Our love for some seemingly ordinary things is about more than materialistic desire.
I’ve lost my blue glass beads and I miss them. The beads were a souvenir of a few days in a lakeside Italian town, but that is not why their loss matters. Each of the translucent blue beads had a whitish swirl which made it look like a tiny planet Earth, and one day when I had a two-year-old on my hip, he touched each bead saying softly to himself, “Earth. Earth. Earth. Earth.” That is why I miss them.
Human attachment to things is criticised as materialistic, a shallow, anxious, or competitive need to surround ourselves with stuff in the face of the void. “It’s only a thing. You can’t take it with you,” the wise say. Of course it is only a thing and we do use things to signal wealth and status: one little painting by Chagall displays how much money we have, how artistic we are, without saying one self-noting word. But there is more to it than that.
There is gratitude in my attachment to some things – boots, walking poles – because they have accompanied me through hardships and are therefore accorded the status of companions. They are not fungible; it takes months to let them go when they are worn out. I don’t feel the same way about my printer, oven or car, even though they help me just as much. It’s personal; perhaps others do love their oven.
It’s even more the case for things that connect us to others: a bowl given by my potter friend, a brooch from my great-grandmother. They contain the memory of the person who gave them and represent our relationship. I once bought my mother a teacup with cornflowers painted on it at Portobello markets and carried it all the way back from London. After she died, another family member took the cup and I was heartbroken – and indignant. It contained my love for her and her love for me.
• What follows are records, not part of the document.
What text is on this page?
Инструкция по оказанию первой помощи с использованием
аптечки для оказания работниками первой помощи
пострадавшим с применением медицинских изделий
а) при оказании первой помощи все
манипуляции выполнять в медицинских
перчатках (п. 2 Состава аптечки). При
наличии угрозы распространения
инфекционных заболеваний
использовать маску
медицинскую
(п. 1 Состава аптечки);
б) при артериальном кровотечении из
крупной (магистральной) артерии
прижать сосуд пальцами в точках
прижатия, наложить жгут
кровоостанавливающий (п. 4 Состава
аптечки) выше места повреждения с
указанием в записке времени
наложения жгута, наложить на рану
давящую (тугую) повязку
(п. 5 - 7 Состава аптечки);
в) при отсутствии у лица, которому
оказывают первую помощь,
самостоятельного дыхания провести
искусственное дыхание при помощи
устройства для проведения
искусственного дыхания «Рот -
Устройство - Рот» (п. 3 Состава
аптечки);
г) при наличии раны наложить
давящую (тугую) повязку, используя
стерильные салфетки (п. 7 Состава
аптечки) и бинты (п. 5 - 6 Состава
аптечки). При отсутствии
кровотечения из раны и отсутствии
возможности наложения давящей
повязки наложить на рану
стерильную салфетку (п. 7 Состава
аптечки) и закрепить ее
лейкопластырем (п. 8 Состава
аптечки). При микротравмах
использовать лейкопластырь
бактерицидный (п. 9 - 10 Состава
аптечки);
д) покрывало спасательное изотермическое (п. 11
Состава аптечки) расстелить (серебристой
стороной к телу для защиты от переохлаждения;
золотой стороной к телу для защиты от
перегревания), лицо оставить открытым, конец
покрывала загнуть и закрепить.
The love of beautiful things is deep and ancient and it is hard to argue with Keats that “a thing of beauty is a joy forever”. Still, I suspect I value the ordinary love for my walking boots and my lost blue beads over the exquisite love for purely exquisite things. No, I can’t take them with me, and yes, the blue beads are only a thing, cheap and hardly beautiful, but neither can I take any of this loved world, that loved child with me. All of it, every single thing, will have to be let go.